As a therapist, it’s not my professional role, or expertise, to delve into the externalities of these societal changes. What I am more interested in is how my clients respond and process these events in a way that can offer some perspective, and draw on the forces of support, resilience or optimism that lie within them. How can we make some here and now meaning and purpose in the face of external events, and act accordingly. The word existential comes to mind again in a different sense, that of a philosophical and psychological approach to being. It is a difficult approach to sum up concisely, but I defer to the following quote from Viktor Frankl:
“Everything can be taken from man but one thing: the last of the human freedoms – to choose one’s attitudes in any given set of circumstances, to choose one’s own way”

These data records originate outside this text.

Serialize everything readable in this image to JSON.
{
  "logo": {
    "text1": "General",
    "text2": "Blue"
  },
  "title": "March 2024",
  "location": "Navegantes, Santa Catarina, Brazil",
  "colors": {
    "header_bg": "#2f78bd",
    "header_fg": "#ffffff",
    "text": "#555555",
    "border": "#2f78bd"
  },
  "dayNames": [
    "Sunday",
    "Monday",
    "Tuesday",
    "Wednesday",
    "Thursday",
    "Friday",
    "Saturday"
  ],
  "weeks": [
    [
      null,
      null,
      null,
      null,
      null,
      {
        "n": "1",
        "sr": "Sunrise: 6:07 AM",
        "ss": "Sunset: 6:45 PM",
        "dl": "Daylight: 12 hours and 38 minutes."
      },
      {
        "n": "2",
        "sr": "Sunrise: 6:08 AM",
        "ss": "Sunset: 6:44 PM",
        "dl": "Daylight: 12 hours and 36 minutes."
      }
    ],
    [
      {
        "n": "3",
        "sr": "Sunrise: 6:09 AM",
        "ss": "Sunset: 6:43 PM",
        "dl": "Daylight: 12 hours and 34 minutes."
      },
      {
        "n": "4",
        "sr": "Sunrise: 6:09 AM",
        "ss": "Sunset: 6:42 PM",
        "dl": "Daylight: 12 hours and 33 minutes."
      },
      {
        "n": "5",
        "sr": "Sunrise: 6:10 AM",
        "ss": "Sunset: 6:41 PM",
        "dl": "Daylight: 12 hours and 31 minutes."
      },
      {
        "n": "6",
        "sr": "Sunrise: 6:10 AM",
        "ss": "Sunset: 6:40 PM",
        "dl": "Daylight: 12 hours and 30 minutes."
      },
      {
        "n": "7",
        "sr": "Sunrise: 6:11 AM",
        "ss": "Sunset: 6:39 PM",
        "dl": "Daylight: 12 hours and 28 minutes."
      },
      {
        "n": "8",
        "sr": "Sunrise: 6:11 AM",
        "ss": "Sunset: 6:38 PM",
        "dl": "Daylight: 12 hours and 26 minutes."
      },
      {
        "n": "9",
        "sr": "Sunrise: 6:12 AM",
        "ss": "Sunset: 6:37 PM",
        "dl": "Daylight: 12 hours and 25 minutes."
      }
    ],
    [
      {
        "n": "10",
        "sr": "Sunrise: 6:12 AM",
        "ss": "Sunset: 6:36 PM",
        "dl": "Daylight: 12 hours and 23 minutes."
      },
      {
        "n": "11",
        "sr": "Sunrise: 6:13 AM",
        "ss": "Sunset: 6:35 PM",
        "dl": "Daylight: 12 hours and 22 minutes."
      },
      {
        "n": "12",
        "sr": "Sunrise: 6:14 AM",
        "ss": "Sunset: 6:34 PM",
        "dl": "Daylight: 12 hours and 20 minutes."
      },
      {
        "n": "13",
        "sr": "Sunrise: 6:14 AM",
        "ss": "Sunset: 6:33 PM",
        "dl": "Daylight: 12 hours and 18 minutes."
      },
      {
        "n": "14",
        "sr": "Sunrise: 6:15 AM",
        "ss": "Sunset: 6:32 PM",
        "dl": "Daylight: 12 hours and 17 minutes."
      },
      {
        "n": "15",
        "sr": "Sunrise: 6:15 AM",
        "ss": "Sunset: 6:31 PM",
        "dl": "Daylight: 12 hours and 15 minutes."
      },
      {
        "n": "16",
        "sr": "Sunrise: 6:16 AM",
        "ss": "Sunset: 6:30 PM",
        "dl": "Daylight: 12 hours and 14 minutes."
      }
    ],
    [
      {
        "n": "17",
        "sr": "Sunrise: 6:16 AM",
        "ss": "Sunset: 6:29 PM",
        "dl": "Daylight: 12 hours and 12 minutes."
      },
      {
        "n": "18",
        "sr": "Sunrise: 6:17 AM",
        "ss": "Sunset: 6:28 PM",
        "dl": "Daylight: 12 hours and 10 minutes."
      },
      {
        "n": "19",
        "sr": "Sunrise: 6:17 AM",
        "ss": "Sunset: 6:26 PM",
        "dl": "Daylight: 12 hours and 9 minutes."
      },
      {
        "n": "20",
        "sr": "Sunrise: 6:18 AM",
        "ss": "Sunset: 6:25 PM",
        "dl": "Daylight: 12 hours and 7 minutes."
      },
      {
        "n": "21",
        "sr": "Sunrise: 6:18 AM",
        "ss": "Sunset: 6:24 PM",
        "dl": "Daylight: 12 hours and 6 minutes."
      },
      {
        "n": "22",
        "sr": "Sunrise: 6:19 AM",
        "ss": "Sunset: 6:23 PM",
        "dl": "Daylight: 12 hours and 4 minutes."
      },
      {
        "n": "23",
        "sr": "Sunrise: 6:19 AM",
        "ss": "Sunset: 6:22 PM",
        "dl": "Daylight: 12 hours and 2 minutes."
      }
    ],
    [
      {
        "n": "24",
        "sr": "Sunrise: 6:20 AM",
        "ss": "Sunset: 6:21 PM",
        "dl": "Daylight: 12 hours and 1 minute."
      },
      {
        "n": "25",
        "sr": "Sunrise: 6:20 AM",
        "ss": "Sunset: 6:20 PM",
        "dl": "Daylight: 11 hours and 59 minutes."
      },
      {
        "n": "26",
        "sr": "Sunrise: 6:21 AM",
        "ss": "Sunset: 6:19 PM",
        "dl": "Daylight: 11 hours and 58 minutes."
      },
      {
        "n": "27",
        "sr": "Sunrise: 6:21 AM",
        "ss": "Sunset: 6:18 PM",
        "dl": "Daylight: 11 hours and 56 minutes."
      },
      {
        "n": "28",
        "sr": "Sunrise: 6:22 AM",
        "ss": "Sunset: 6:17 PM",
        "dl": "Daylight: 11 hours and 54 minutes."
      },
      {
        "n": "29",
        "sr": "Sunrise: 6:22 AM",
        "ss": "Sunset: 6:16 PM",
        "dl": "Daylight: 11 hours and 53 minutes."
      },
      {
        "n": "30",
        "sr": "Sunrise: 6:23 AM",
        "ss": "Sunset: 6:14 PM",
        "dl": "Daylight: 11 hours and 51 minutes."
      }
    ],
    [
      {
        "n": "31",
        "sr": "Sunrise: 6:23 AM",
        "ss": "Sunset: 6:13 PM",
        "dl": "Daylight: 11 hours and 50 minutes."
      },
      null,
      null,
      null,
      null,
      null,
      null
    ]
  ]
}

Frankl was writing from personal experience in a Nazi concentration camp, where he observed the even in the gravest, most brutal and dehumanizing circumstances that there were still choices available to people and he saw the contrast between those that gave up in the face of this, and those that still managed to hold on to even the faintest shred of meaning and optimism.

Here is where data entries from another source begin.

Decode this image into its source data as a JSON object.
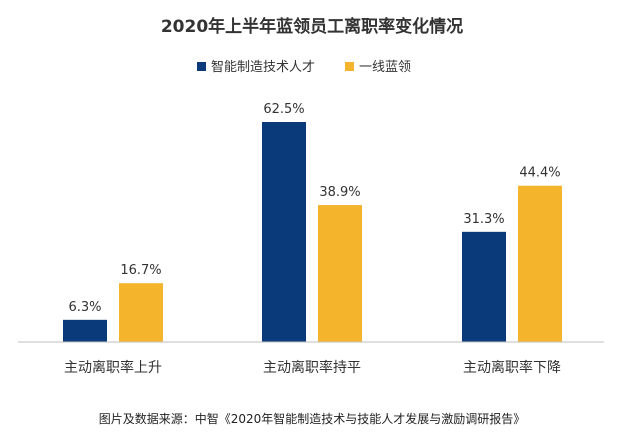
{
  "chart_data": {
    "type": "bar",
    "title": "2020年上半年蓝领员工离职率变化情况",
    "categories": [
      "主动离职率上升",
      "主动离职率持平",
      "主动离职率下降"
    ],
    "series": [
      {
        "name": "智能制造技术人才",
        "color": "#0b3a7b",
        "values": [
          6.3,
          62.5,
          31.3
        ],
        "labels": [
          "6.3%",
          "62.5%",
          "31.3%"
        ]
      },
      {
        "name": "一线蓝领",
        "color": "#f4b42c",
        "values": [
          16.7,
          38.9,
          44.4
        ],
        "labels": [
          "16.7%",
          "38.9%",
          "44.4%"
        ]
      }
    ],
    "ylim": [
      0,
      62.5
    ],
    "grid": false,
    "legend_position": "top-right",
    "source": "图片及数据来源：中智《2020年智能制造技术与技能人才发展与激励调研报告》"
  }
}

Last week many folks have felt disheartened, scared, pessimistic, and other negative emotions in the aftermath of this election. Zooming out from the election, modern life has uprooted us from the natural world, traditions and anchors that have long supported us, and it can feel disorientating, and sometimes lacking in meaning or purpose. Those feelings should be processed in the ways that feel appropriate for you. They are part of our human experience. But it may be beneficial to invite some existential thoughts into your processing. Life sends us challenges and we have choices of how to respond and make meaning out of them. We have a responsibility to question how to live in a valuable or authentic way in our environment. And ultimately, that we are here for a finite time, and that this awareness can allow us to appreciate more greatly the present moment, whatever the challenges we may be presented with.